En vérité, la difficulté de mettre en application une interdiction du médicament sur le marché parallèle réside en partie dans le fait que plus de la majorité de la population guinéenne s’approvisionne de médicament dans ce marché, auprès des non-professionnels. Ça ne serait pas exagéré de dire que plus de 85% des Guinéens achètent leurs ordonnances au niveau du marché illicite. Les pharmacies sont très peu répandues dans les villes et villages du pays. Et, là où elles existent (à Conakry et environs), les prix des produits ne sont pas à la portée du Guinéen lambda. Alors que de nombreux détenteurs de pharmacies professionnelles s’approvisionnent dans le marché illicite.

« Dans les pharmacies, on te facture le médicament et la climatisation », font souvent remarquer les citoyens pour ainsi exprimer la cherté des prix.

En avril 2019, le ministre de la Santé (à l’époque Edouard Niankoye Lama) avait interdit toute vente de produits pharmaceutiques par les non-professionnels sur toute l’étendue du territoire national.

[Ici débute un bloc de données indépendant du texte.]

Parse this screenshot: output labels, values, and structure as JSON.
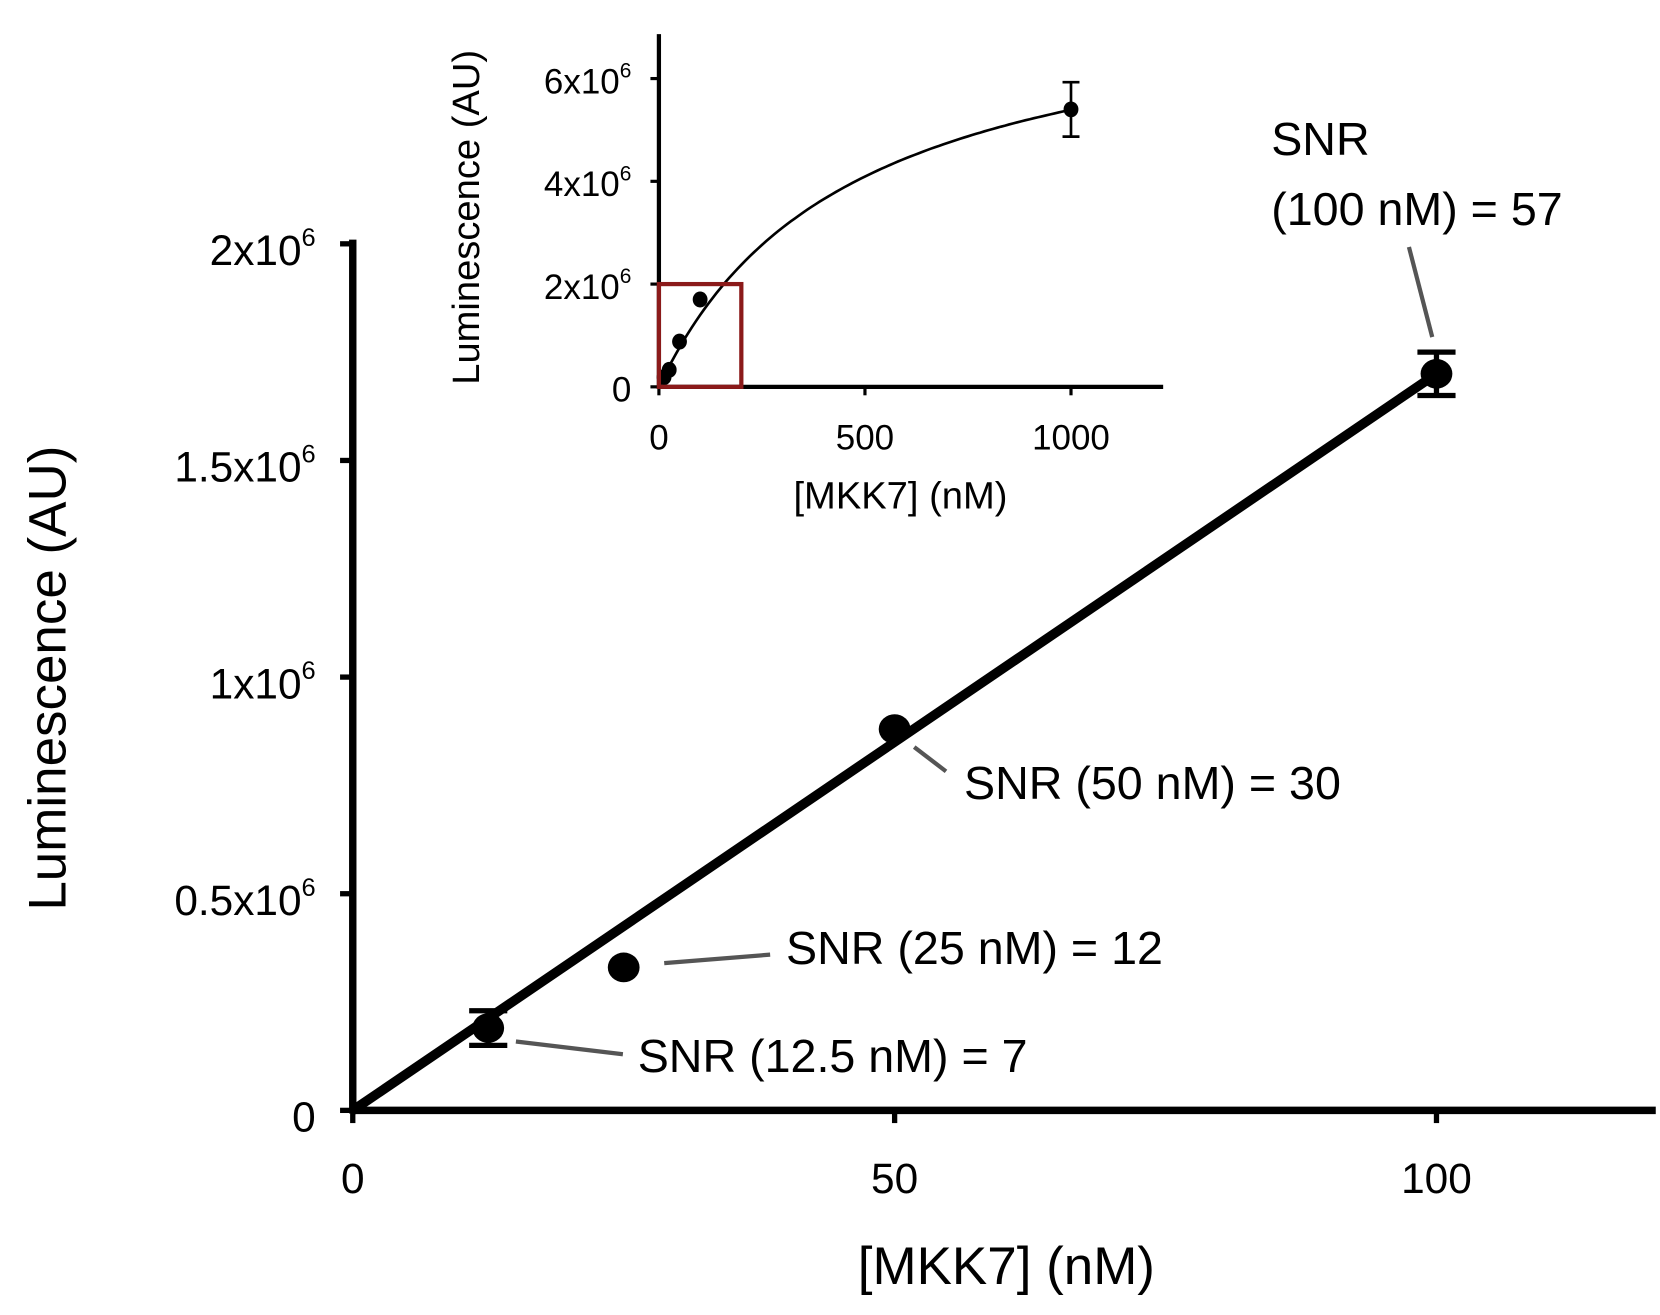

Il avait d’ailleurs ordonné la « fermeture sans délai » de toutes les boutiques de vente de produits pharmaceutiques tenues par les non-professionnels dans tout le pays. Cette mesure devait être exécutée par « Médicrime », une brigade de répression créée pour coordonner les actions de répression et de contrôle du respect des règles dans le secteur du médicament. Malheureusement, cette interdiction n’a pas produit les résultats escomptés. Et, on est revenu à la case de départ. La présente interdiction pourrait subir le même sort, d’autant plus que les causes produisent toujours les mêmes effets.